| Jessie Ammons

Down 2 Earth Farms

Cecilia Redding is the farm entrepreneur at Down 2 Earth Farms. On 143 acres in Rougemont, she’s growing a wide assortment of produce year-round — right now, we’re looking forward to green onions and asparagus, and shiitake mushrooms and edamame are always a fun treat. Here, Cecilia tells us the basics about her farm, the realization of her longtime dream.

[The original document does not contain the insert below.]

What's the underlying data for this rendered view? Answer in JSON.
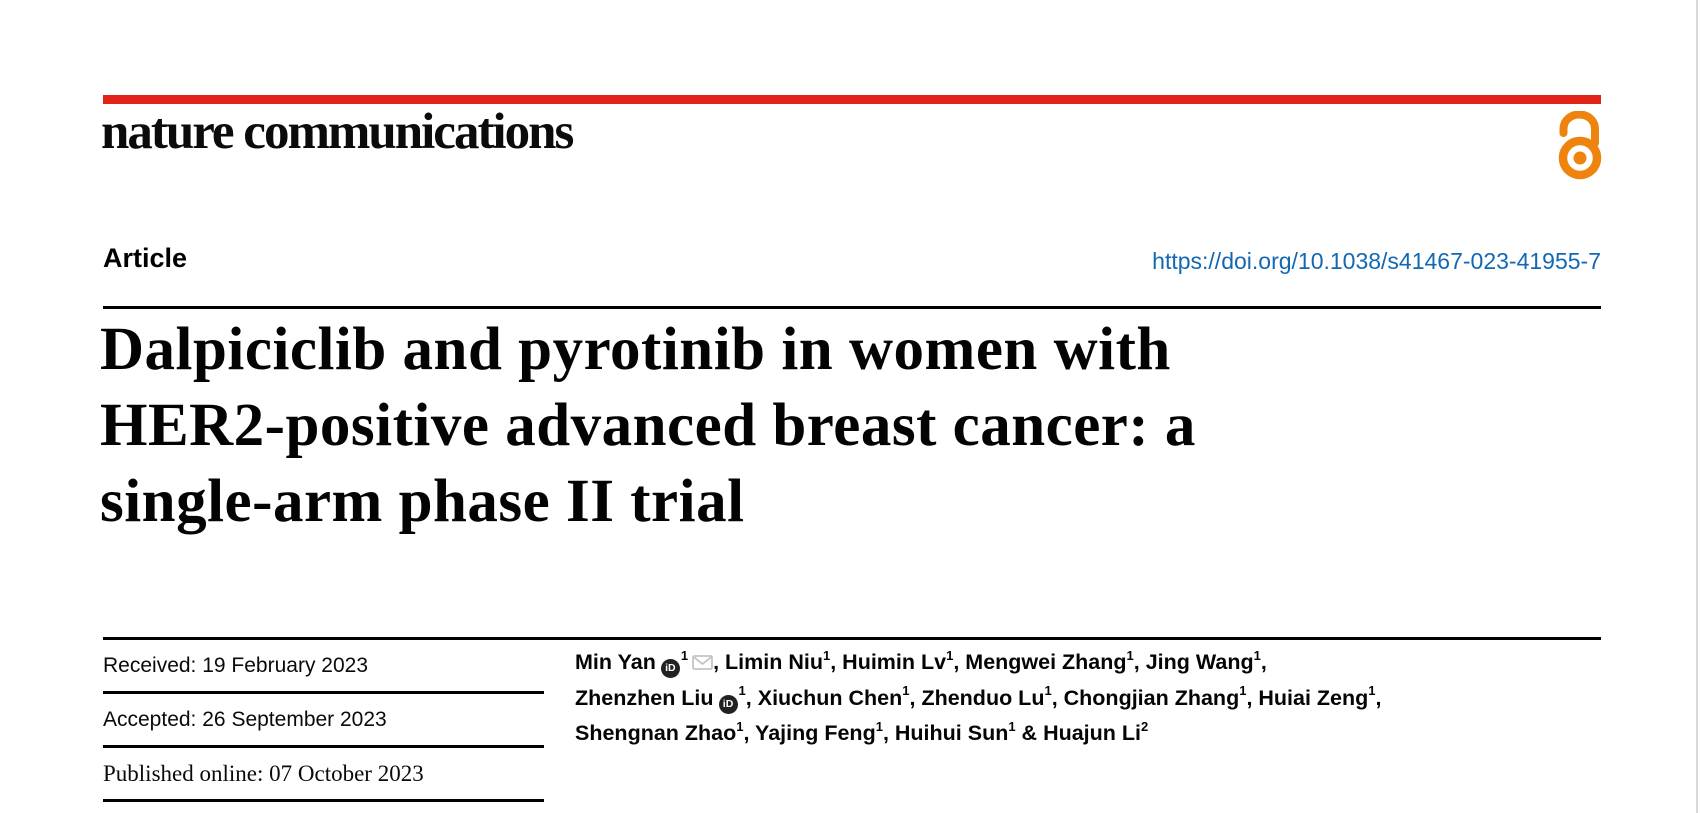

Cecilia has always wanted to farm. “I got the bug when I was at the University of Florida,” she says. There, she began undergrad in the mechanical engineering program; but she really loved the agriculture classes she was taking. “I changed my major to agriculture engineering,” and later went on to get both her bachelor’s and master’s degrees in Biological and Agricultural Engineering and an MBA in global business at UNC-Chapel Hill. Throughout a career in the food and beverage industry, “I continued to work toward farming someday.” That day arrived in 2011, when she and her husband bought 143 acres in Rougemont. She’s been growing there since 2012.

Growing Philosophies

A high point for Cecilia came when Down 2 Earth was officially certified organic by CCOF (California Certified Organic Farmers, a nonprofit that certifies farms nationwide). Among her sustainable practices are utilizing the site’s 5-acre irrigation pond for drip irrigation as needed, and planting early or late to avoid pest infestations. Of the farm’s 143 acres, only about 6 acres are for growing produce; 25 acres are in hay, 5 are the pond, and 100 are in a forest stewardship program with Triangle Land Conservancy for wildlife preservation.

Cyclical Nature

Growing year-round is possible thanks to two high tunnels for winter growing and a greenhouse where most crops are started as transplants. The cycle of seasonality is one of Cecilia’s favorite parts of farming. “Every year you feel like you learn so much that you can apply to the next year. It always feels like a great challenge to continue to improve.”

The Why

At the end of the day, the land and its bounty give way to the community, and that’s what keeps Cecilia going. “The people are great. Our customers, other farmers, our employees — all are wonderful people to work with.”